Winners of Kiwi entrepreneurial comp announced
The winners of the DigMyIdea Maori Innovation Challenge have been announced, and the a diverse group includes a financial education software program, an app that encourages people to socialise with their friends in real life, and a digital consultancy for small and medium companies.
DigMyIdea was launched earlier this year, with the aim of encouraging New Zealand’s top emerging entrepreneurs. Budding business owners were asked to submit a digital business idea that had the potential to go global.
More than 130 people entered DigMyIdea, submitting almost 100 ideas ranging from apps and web initiatives, to ways to enhance or add digital elements to a more traditional business, product or process.
DigMyIdea entrants were required to outline a digital business idea with a focus on economic outcomes for Māori, and economic outcomes that may include opportunities for New Zealanders to earn incomes, create new business or export.
The top five entries in the two event categories – 19 years and over (‘mauri tū’) and 15-18 years (‘mauri oho’) – took part in DIGIwānanga, a weekend of workshops held at Manukau Institute of Technology in Auckland on 21-22 November.
The finalists received advice and mentoring to further develop and refine their ideas before presenting their final pitches to a panel of judges.
Brittany Teei, Ngai Tahu of Grey Lynn, won the mauri tū category, pitching KidsCoin, which is a software program that teaches successful money management skills to students.
Teei says, “DigMyIdea has been amazing. The opportunity to work with the mentors over the weekend and get their perspective on my idea was what I was most excited about.
“I’ve already got some improvements to my idea that I’m really looking forward to implementing – I’m really excited to get back to work and launching KidsCoin.”
Two ideas were selected as joint winners in the mauri oho category, Hang - an app which encourages users to socialise with their friends in real life pitched by Josh Arnold, Ngā Puhi of Takapuna, and Kokiri Digital - a digital consultancy for small and medium companies pitched by Winirangi Nicholas, Ripeka Nicholas and Tainakore Tapiata, Ngāti Ranginui, from Te Kura Kaupapa Māori o Te Kura Kōkiri in Tauranga.
The winning teams and individuals will receive prizes comprising a business start-up services package and support to the value of $10,000, tailored to their needs in order to help turn their ideas into reality, and technology packages from Dick Smith and 2Degrees.
Antony Royal, Chair of Ngā Pū Waea, the National Māori Broadband Working Group, says competition organisers are ‘thrilled’ with ideas submitted, in particular those of the competitors that took part in DIGIwānanga.
“The standard of ideas that we received for DigMyIdea was really impressive.

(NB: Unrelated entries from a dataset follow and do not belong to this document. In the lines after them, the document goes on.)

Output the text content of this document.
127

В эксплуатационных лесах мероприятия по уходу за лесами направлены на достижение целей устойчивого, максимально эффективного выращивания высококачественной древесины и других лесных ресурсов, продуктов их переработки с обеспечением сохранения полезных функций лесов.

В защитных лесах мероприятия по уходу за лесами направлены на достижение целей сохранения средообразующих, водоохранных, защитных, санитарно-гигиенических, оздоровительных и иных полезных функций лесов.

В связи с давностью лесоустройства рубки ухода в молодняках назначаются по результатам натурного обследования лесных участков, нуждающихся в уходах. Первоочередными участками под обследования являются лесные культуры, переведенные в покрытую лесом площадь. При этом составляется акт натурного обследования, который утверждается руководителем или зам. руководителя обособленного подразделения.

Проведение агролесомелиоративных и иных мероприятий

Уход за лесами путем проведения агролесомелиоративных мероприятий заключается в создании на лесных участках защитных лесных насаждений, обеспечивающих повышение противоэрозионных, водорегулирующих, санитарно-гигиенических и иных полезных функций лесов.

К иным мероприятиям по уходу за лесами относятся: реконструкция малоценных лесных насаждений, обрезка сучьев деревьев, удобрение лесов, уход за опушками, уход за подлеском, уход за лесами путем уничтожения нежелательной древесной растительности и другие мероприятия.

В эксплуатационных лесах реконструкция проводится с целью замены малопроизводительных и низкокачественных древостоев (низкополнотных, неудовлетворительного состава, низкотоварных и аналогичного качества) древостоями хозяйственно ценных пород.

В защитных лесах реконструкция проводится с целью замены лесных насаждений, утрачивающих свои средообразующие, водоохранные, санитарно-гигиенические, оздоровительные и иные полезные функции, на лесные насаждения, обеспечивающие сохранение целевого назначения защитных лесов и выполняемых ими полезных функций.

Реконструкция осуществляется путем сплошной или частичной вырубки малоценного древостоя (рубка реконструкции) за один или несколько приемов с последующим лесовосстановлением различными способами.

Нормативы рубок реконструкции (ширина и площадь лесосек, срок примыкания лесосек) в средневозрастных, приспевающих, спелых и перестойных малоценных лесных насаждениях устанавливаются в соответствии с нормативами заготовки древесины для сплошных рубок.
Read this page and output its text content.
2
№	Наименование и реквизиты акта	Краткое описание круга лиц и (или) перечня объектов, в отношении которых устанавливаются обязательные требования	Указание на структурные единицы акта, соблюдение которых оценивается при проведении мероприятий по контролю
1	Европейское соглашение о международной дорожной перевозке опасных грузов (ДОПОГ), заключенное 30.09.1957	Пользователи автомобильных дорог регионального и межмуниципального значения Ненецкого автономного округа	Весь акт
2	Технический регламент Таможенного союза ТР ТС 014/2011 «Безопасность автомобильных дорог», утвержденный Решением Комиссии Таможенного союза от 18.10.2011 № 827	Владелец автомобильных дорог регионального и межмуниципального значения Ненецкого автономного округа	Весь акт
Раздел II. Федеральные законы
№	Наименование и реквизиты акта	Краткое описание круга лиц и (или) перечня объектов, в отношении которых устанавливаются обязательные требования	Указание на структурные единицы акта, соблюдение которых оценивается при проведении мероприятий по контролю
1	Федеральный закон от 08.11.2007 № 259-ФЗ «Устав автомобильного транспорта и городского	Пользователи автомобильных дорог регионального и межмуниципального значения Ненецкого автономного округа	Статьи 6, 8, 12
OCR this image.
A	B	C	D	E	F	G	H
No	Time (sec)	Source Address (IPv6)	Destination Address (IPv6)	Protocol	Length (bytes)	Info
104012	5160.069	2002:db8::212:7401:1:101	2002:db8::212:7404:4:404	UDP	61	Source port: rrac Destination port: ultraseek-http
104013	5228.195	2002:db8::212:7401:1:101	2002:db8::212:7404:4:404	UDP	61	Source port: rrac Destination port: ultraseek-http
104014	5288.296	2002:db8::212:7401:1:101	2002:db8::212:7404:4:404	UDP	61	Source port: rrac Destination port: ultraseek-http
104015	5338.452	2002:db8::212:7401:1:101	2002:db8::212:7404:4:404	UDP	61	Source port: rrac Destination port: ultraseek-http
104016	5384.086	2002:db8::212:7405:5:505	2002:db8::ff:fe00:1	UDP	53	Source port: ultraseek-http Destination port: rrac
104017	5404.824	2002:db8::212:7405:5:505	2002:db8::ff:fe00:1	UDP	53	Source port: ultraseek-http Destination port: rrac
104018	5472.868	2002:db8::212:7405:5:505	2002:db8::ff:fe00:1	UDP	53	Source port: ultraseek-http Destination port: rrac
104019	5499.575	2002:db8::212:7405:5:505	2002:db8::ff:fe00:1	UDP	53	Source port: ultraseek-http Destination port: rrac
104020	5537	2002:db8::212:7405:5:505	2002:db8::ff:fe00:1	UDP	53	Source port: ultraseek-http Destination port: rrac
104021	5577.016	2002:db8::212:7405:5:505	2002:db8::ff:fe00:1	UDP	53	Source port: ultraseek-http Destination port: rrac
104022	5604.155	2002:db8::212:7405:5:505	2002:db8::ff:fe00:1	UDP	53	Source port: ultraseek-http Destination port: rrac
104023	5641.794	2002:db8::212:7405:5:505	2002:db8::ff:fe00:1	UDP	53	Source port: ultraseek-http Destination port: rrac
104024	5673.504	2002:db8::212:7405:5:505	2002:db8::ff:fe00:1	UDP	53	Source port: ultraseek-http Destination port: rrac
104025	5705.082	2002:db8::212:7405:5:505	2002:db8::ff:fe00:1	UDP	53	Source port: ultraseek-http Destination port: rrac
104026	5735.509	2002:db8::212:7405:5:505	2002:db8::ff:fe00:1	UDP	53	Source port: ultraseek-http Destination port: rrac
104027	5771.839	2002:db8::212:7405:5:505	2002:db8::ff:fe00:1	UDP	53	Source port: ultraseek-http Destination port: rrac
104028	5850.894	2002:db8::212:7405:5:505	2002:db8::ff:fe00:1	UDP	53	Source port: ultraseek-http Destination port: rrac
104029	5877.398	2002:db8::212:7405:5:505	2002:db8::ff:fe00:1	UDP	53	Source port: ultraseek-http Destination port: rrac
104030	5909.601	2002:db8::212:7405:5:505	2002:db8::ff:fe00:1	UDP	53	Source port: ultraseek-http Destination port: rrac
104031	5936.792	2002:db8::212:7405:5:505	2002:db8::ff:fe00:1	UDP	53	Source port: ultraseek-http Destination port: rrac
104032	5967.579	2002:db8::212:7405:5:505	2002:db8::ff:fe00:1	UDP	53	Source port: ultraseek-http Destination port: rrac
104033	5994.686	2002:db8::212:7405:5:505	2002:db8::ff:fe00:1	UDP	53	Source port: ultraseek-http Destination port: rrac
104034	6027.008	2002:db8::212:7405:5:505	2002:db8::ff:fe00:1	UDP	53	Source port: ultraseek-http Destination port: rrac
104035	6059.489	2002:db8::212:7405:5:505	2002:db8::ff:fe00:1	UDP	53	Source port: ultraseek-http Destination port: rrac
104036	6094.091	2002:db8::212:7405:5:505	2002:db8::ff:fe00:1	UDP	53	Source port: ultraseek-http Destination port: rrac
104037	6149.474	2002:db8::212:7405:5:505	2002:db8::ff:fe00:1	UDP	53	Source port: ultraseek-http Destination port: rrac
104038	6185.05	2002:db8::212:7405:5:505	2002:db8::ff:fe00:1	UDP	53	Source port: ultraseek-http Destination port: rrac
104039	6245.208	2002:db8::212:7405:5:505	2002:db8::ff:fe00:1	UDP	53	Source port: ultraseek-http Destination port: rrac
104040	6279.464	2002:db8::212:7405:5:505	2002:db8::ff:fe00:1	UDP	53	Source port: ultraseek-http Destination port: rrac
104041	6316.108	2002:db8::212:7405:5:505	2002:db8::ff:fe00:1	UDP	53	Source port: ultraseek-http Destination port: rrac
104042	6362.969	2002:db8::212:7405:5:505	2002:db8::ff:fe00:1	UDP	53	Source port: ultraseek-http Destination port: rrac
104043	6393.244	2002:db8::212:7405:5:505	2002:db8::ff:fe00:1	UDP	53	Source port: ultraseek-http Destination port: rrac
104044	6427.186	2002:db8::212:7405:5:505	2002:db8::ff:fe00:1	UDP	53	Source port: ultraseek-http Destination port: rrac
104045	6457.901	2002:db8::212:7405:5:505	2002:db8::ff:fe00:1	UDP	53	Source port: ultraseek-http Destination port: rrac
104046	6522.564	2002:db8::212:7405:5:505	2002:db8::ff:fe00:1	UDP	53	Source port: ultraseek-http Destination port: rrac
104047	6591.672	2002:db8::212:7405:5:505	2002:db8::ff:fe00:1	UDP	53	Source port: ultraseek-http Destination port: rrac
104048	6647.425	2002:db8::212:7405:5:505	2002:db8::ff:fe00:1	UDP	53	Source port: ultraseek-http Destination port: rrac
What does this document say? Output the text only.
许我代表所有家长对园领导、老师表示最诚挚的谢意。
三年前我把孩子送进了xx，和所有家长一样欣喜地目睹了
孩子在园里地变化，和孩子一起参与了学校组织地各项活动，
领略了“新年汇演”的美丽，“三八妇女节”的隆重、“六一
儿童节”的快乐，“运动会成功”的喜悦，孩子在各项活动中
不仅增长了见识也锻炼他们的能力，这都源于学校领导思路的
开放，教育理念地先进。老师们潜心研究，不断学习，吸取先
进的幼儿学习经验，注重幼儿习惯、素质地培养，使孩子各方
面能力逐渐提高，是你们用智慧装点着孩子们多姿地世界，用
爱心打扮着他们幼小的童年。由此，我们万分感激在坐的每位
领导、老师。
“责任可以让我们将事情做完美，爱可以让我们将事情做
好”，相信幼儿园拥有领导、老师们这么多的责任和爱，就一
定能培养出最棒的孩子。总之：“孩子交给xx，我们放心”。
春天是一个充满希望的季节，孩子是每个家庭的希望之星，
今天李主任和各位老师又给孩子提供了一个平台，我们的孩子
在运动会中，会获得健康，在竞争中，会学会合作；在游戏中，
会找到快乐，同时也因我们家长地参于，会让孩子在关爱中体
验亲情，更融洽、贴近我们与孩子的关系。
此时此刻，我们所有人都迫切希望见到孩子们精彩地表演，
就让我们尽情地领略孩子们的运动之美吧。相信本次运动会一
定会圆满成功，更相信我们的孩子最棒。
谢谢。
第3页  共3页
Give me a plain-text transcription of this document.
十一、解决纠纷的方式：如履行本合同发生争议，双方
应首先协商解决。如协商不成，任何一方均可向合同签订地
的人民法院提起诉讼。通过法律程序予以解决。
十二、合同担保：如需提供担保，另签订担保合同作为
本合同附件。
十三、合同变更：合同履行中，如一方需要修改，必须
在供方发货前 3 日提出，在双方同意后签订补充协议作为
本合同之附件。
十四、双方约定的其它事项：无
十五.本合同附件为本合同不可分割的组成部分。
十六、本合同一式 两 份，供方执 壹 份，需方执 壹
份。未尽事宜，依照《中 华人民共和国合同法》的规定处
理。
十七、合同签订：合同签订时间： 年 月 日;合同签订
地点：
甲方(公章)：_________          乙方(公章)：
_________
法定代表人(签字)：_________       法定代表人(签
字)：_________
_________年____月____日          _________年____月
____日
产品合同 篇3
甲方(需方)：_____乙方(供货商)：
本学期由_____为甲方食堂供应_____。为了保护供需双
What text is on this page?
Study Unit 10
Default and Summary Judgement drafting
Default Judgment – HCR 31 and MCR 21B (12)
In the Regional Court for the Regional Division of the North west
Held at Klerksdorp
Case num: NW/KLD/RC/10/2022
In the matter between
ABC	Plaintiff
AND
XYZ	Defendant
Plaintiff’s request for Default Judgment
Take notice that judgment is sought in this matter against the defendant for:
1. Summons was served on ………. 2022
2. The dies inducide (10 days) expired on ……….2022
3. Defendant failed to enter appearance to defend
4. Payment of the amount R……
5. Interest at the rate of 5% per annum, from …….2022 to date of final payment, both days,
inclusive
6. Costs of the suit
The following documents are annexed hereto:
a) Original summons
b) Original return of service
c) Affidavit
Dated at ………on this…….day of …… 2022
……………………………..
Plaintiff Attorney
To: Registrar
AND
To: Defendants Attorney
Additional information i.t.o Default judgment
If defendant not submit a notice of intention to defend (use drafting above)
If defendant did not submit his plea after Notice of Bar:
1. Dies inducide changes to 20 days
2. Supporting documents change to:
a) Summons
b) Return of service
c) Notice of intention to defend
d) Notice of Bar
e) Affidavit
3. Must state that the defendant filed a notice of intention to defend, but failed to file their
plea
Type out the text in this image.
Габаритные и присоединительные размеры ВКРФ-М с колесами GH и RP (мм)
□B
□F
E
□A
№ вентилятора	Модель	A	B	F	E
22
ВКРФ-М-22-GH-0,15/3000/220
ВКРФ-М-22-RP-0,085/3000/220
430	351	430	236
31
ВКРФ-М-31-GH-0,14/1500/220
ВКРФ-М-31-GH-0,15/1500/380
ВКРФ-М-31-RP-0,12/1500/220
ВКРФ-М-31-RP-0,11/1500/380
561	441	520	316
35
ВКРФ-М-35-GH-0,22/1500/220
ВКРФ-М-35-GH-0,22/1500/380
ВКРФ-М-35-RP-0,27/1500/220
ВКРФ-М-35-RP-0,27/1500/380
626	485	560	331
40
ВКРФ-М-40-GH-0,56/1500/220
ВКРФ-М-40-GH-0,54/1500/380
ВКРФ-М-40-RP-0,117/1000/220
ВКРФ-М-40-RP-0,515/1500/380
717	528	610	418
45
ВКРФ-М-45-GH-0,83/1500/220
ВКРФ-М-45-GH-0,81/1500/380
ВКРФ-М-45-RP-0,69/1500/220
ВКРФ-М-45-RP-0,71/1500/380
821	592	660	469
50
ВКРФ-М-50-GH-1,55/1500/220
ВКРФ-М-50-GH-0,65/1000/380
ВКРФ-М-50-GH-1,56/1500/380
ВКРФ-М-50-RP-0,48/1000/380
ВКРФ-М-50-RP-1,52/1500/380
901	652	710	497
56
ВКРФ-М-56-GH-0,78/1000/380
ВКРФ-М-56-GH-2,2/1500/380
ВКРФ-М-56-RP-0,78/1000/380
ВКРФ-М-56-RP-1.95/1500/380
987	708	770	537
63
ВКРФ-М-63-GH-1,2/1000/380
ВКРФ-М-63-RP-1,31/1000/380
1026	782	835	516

The work that the finalists put into their ideas and the calibre of the final pitches made the judges’ job very difficult.
“To be selected out of a group of more than 130 entrepreneurs is no small feat. Now the journey starts for these people to turn their ideas into a business with global potential, and we’re looking forward to helping them along the way and watching them succeed,” says Royal.